Alright, time to get to work!

Thursday, February 16, 2006

Posting every other week makes it hard to follow what is going on. I know... But maybe it's because not much is going on right now. I'm still recovering from my crazy times of working late, but I'm still not back to my old self. I've been getting home nervous for some reason that I'm not completely aware of, and this makes me just not do anything really productive until I decide to go to sleep (or am lulled into going to sleep).
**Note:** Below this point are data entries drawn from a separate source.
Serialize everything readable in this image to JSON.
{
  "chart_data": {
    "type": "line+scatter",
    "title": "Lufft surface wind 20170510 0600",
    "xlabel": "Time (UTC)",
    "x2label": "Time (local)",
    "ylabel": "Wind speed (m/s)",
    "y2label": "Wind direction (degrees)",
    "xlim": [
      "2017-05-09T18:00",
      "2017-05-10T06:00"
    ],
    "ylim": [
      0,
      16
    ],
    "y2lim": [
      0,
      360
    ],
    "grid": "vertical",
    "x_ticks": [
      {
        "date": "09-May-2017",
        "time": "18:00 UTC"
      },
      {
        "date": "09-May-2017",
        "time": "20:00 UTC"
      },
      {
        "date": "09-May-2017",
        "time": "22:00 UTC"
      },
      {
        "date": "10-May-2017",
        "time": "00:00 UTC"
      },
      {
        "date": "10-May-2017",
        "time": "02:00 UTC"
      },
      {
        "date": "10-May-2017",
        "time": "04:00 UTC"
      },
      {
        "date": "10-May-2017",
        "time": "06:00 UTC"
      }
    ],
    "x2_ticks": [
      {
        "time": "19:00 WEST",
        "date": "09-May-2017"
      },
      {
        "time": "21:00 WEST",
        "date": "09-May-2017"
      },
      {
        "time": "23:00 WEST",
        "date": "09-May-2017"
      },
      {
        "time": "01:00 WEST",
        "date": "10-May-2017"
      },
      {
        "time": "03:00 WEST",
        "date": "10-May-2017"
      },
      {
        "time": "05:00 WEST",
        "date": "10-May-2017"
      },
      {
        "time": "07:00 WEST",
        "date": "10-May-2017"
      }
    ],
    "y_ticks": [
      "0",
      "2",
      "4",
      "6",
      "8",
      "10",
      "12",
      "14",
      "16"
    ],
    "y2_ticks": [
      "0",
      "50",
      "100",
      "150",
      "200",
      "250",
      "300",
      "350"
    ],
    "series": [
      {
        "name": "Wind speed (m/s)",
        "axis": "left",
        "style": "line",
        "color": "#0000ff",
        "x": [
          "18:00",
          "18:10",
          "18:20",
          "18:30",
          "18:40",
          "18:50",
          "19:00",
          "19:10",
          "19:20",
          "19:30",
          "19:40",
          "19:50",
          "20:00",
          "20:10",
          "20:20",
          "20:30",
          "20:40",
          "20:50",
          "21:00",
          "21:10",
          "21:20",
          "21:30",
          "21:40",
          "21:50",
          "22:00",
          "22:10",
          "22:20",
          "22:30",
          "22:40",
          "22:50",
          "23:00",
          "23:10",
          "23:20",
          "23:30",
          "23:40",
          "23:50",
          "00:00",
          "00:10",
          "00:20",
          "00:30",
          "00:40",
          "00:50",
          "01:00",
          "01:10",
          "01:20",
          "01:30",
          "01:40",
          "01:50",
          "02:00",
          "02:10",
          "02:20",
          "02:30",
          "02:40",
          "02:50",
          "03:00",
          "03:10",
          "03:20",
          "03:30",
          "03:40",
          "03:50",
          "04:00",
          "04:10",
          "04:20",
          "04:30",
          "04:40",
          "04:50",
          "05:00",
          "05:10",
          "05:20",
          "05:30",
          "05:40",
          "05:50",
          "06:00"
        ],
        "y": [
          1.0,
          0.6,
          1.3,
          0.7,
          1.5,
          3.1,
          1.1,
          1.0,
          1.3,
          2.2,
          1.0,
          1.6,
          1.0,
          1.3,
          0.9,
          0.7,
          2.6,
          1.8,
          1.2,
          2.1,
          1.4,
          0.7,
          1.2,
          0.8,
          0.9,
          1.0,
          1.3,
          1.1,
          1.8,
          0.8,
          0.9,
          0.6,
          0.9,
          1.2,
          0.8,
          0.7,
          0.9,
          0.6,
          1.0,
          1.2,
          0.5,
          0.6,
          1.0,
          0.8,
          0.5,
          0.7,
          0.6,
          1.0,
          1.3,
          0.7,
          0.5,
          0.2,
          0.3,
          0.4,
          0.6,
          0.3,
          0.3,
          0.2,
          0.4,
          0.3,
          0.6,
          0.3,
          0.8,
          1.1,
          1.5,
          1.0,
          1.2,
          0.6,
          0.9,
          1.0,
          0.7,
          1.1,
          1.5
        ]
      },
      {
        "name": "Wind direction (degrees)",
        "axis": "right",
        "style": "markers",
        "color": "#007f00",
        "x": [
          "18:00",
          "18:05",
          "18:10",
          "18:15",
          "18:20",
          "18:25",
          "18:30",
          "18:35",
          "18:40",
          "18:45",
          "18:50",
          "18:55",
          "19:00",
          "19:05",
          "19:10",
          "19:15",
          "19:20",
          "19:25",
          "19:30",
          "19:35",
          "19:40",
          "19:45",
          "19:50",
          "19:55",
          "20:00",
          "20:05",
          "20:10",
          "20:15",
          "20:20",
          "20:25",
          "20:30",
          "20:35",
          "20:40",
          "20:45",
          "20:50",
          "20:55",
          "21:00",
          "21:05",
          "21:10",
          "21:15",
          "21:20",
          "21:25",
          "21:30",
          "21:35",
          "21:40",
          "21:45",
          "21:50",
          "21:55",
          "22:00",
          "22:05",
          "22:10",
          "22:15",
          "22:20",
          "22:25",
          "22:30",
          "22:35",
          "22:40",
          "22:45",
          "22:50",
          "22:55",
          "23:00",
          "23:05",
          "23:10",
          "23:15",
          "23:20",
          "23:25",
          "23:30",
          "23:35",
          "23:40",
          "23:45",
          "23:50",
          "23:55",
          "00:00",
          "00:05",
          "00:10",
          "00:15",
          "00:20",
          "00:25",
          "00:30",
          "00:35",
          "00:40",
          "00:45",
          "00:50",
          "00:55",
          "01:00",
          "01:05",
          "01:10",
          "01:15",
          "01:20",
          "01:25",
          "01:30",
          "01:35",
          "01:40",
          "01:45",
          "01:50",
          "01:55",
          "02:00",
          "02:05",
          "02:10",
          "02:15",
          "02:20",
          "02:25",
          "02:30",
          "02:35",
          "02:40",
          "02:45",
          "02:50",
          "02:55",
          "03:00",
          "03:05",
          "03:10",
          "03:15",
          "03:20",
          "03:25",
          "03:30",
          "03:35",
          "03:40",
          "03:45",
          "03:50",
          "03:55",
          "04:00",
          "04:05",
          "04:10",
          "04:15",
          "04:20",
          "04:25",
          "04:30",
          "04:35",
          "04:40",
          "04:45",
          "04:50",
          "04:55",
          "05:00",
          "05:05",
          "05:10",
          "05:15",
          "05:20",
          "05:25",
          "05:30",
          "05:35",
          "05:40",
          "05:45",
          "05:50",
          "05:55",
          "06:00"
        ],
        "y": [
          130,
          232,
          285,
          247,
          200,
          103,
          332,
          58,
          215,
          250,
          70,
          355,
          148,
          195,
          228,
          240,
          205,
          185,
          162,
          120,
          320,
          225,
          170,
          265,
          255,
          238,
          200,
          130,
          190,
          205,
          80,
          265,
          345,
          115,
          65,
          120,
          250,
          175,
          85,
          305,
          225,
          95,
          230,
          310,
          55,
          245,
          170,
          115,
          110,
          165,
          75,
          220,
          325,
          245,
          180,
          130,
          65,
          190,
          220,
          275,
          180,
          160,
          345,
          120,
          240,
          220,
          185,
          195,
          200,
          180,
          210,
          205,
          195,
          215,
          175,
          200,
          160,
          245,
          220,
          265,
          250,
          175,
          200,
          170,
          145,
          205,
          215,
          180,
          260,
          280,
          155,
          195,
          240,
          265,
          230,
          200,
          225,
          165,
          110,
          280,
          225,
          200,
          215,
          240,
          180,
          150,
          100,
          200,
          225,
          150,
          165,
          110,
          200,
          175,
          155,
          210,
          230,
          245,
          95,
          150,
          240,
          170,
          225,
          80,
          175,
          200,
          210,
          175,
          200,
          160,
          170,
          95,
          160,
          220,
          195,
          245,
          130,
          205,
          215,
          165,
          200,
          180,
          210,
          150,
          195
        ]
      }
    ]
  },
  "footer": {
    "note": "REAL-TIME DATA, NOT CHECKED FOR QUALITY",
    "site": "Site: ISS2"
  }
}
There were a couple of events of note, though (in no particular order):

1) I got an email from a total stranger from Brazil asking what it is to go for a Ph.D. at Oklahoma State University. Ok... He was not a "total" stranger, as he is a student of the professor that gave me the contact to the professor in Oklahoma that offered me the position. But it was quite tough to reply to this email. It's not that I didn't like Oklahoma, it's just that I don't know many people that would enjoy the experience as much as I did. It was a very introspective time of my life.

2) I took my camera for a trip to Central Washington, the other side of the mountains. It was a very nice day trip with Amy. The first experience is that you get out of a place with a lot of trees, go to snowy trees, then just snow and when you least expect, the snow is gone and the only thing you see around you are small and sparse bushes! Semi-dry, a complete shock in vegetation change. Very interesting. The rest had some very nice views, small towns and quite some driving. We left my place at about 8 am and were back at 6 pm after driving for almost 400 miles (almost 650km). Fun to be away!

3) Oracle is trying to buy everybody lately. They finished their purchase of Sleepycat, now they are eying JBoss, Zend (that makes PHP-based systems) and even MySQL. They are following the plan of silencing the competition before they are too loud. Something that Cisco has always been very good at doing in the networks world.

4) I'm moving forward on one of my projects. I bought a $200 laptop and now I just need to be brave enough to buy a touch screen attachment and destroy the laptop. It the project works it will be very cool!

5) I'm also working on my spare time on some things for B'nai B'rith do Brasil, organizing publicity for the Cascadian Chorale, and even sometimes going to the gym (didn't go today because I hurt my back doing volunteering work last Sunday and it's still not good enough for me to feel confortable in potentially making it worse again)!

I guess that's what is going on in a nutshell. I still need to write and reply to so many emails that makes me sad just to think about it. So many "I'm sorry for taking this long to reply to you..." that it makes me feel like I shouldn't even bother replying. And I know this is the wrong feeling.

Monday, February 06, 2006

Randomly saying something

I'm back.. So what's going on here? Well, a lot of things, but nothing really that exciting to write about. Yesterday I went to a Superbowl party just to see the local team, the Seahawks, lose. Everybody was a little sad, but it's not that I was paying too much attention to the game anyway. There were about 65 people in a house that perhaps could accomodate 40. Fun anyway! Oh, and the highlight of the party was that one guy proposed to his now fiancée during half time! No, it's not that they love football and felt that this was a great opportunity to get engaged. It's more like they've met in this same party for last year's Superbowl and thought this was an important day in their lives.

Another thing I did this weekend, besides my normal cleaning process, was playing around with my new toy: Canon EOS-D20 SLR Camera. I'm still in awe with what it can do... It would have been a little better if the weather on Saturday hadn't been so bad.

I've also been sadly following all the rage about the Mohammed's cartoons. A sad, sad moment in the history of freedom of speech and tolerance. I found this article on the Financial Times quite interesting to show what acutually happened: Timeline: How the cartoon crisis unfolded. Sure, like all news, it will probably be outdated by tomorrow, but...

Finally, to finish this post on a positive note, Wired finally published their famous "Vaporware Awards". There are some very interesting ones there, but I can't say that I've seen any earthshattering technologies that were never released. Just modifications on the same theme over and over.